The damage Trump has done with his ‘fire and fury’ threat against North Korea

U.S. President Donald Trump, pictured here at the 2017 CPAC conference in Maryland. (Gage Skidmore/Flickr Creative Commons)

SEOUL, South Korea — Seoul’s streets may be business as usual, with Koreans and foreigners alike filing into coffee shops or stores to escape the rain — but things are different than they were a week before.

It’s now becoming increasingly clear that the White House’s foreign policy on North Korea is a mess that could conceivably risk millions of lives.

Part of the problem lies in mixed messaging, experts say, along with a breakdown in diplomacy. In March, U.S. Secretary of State Rex Tillerson said that the U.S. was considering a preemptive strike against North Korea. Then, in late April, he switched to a message of peace and diplomacy.

“We don’t have any red lines,” Tillerson had said. “We do not seek regime change, we do not seek a collapse of the regime, we do not seen an accelerated reunification of the peninsula.”

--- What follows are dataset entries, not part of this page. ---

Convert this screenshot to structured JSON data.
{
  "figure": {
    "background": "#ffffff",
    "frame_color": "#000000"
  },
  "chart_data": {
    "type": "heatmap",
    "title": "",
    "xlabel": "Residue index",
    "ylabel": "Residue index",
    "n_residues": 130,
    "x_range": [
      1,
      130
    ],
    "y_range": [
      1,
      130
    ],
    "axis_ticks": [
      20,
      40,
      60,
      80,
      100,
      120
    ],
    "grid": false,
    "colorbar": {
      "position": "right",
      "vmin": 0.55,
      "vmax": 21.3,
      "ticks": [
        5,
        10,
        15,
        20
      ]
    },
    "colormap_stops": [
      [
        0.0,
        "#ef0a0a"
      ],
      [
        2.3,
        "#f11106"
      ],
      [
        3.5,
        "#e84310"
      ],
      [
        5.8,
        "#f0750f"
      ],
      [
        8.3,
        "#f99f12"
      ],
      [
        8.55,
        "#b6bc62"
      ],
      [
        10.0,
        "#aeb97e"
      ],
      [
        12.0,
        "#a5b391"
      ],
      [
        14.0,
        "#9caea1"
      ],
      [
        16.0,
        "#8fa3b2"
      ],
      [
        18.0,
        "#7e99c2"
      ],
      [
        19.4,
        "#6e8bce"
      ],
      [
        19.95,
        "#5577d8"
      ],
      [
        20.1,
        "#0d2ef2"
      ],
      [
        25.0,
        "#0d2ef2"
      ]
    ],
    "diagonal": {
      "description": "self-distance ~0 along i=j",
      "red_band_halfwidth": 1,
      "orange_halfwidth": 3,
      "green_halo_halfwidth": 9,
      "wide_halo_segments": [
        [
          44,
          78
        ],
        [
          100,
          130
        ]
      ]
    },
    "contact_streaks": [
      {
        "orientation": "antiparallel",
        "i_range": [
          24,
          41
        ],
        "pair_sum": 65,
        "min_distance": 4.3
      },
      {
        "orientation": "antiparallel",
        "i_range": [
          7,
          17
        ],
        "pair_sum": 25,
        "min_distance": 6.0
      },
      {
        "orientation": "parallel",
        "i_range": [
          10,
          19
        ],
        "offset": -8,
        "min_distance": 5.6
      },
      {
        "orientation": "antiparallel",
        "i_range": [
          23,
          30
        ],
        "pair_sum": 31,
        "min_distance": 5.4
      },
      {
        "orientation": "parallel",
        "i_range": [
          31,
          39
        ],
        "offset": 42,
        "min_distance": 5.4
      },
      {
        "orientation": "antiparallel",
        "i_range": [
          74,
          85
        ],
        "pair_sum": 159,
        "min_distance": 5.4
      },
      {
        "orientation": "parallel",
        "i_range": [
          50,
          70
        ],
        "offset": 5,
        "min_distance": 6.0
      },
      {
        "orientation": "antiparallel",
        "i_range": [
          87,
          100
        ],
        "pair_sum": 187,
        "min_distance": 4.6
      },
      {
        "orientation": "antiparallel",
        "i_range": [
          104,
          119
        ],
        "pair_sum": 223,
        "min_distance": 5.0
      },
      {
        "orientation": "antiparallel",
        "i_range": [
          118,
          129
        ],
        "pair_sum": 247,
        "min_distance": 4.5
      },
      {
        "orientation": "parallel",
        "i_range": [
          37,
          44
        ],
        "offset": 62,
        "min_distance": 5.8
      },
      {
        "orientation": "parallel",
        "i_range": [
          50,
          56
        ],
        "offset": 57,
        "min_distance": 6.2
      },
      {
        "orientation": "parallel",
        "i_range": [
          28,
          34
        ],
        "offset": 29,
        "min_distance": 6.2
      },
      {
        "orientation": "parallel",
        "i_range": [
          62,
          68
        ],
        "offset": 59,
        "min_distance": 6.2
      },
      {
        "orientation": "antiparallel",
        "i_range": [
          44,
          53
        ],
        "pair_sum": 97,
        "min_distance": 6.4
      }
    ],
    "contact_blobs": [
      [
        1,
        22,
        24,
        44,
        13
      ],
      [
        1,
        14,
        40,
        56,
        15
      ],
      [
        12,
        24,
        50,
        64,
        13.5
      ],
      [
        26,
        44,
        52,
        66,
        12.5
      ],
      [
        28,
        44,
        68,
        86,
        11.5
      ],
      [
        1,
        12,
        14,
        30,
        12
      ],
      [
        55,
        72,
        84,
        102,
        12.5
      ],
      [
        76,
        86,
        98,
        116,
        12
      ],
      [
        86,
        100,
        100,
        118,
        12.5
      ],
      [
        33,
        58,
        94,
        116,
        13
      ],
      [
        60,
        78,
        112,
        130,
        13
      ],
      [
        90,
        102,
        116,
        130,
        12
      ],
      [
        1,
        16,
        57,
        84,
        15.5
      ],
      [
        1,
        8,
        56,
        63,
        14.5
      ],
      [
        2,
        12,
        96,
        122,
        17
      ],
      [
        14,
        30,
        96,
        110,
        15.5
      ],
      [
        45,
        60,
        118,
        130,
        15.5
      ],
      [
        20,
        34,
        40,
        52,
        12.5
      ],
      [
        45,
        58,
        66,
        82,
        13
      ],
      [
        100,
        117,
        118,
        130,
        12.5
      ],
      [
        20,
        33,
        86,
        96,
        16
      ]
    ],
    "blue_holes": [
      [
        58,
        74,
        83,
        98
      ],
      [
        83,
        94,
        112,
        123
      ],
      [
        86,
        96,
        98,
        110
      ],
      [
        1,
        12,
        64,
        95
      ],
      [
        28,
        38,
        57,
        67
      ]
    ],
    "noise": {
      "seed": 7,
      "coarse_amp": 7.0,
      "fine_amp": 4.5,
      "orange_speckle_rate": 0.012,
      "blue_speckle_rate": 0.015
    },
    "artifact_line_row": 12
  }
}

Then on Tuesday — during a briefing on the U.S. opioid crisis in Bedminster, New Jersey, of all places — President Trump scrapped Tillerson’s sentiment and made an off-the-cuff threat against Kim Jong-un’s regime in response to reports that it had miniaturized nuclear weapons to fit inside Intercontinental Ballistic Missiles (ICBMs).

“North Korea best not make any more threats to the United States,” he said. “They will be met with fire, fury and frankly power the likes of which this world has never seen before.” It sounded a lot more like a quote from North Korea’s state-run media than anything previous U.S. presidents have said, and the comment shows Trump’s willingness to risk one of two things: U.S. credibility or everyone in Seoul.

Trump’s words took “the attention off Kim Jong Un and onto Trump’s fitness for office,” said Ryan Hass, a fellow at the Brooking Institute’s Center for East Asia Policy Studies.

“I don’t think we are yet at the point of imminent conflict, but I think Trump’s comments moved us in that direction,” he said. “And we really don’t want to find ourselves stumbling into war.”

What  Trump Should Do Next

A day after Trump’s threats, Tillerson tried to clean up. He supported the outburst and pitched newsmakers to focus on the 15-0 vote for U.N. Security Council sanctions, which aim to pressure North Korea into diplomatic talks by cutting a third of its export revenue. But regardless of Tillerson’s Band-Aid remarks, the damage is probably already done: The Trump administration’s flip-flopping suggests he can be reckless with allies’ safety, which won’t help America’s wooing of Russia or China, either.

“What we really need now is reassurance for our allies,” said Jon Wolfsthal, a fellow at the Carnegie Endowment for International Peace. “We need to make sure that the South Koreans and the Japanese know we are trying to calm the situation down and don’t feel like we are taking risks with their security, because then they will have to take risks with ours.”

Beyond damage control, experts say the logical answer here is making a real plan and getting all other major players — including China, Russia, Japan and South Korea — behind it.

“The first thing we have to do is know exactly what the hell our plan is, and then we need to be specific,” Wolfsthal said. “Nobody is going to reign in the president, but you can get cooperation from [other officials]. They need to be reading the same sheet of music.”

Wonjong Choi, a 23-year-old student from Seoul who will be joining the military next month for compulsory service, says he can feel the mismatched priorities.

“I feel really hesitant to join right now — obviously it’s really scary,” Choi said. “I don’t know how to feel as a Korean soldier in between the Korean army and the U.S. army … We’re not on the same page, and I think Trump really should try to make peaceful conversations with North Korea.”

As it stands, major players are far from consensus. Yes, the recent U.N. sanctions were a group effort, but they may have taken the heat off of China, North Korea’s most important ally. (The White House appears to be delaying or even abandoning plans to pressure China using secondary sanctions, for example).

Meanwhile, South Korean President Moon Jae-in is taking a pro-engagement standpoint, and China and Russia have both advocated for a “dual freeze” — under their proposal, the U.S. and South Korea would temporarily stop joint military exercises in exchange for North Korea halting its missile and nuclear tests.

The U.S., perhaps increasingly alone, generally refuses to talk with North Korea unless the nation agrees to stop its nuclear program — which, from Kim’s view, is the nation’s only promise of sovereignty.

“We’ve learned through our experience in negotiating with Iran is that progress was only possible when the international community was untied and Iran was under stress. I think the same lesson should be applied to North Korea as well,“ Hass said. “Unfortunately, the gap between us and [allies] has only widened in recent months.”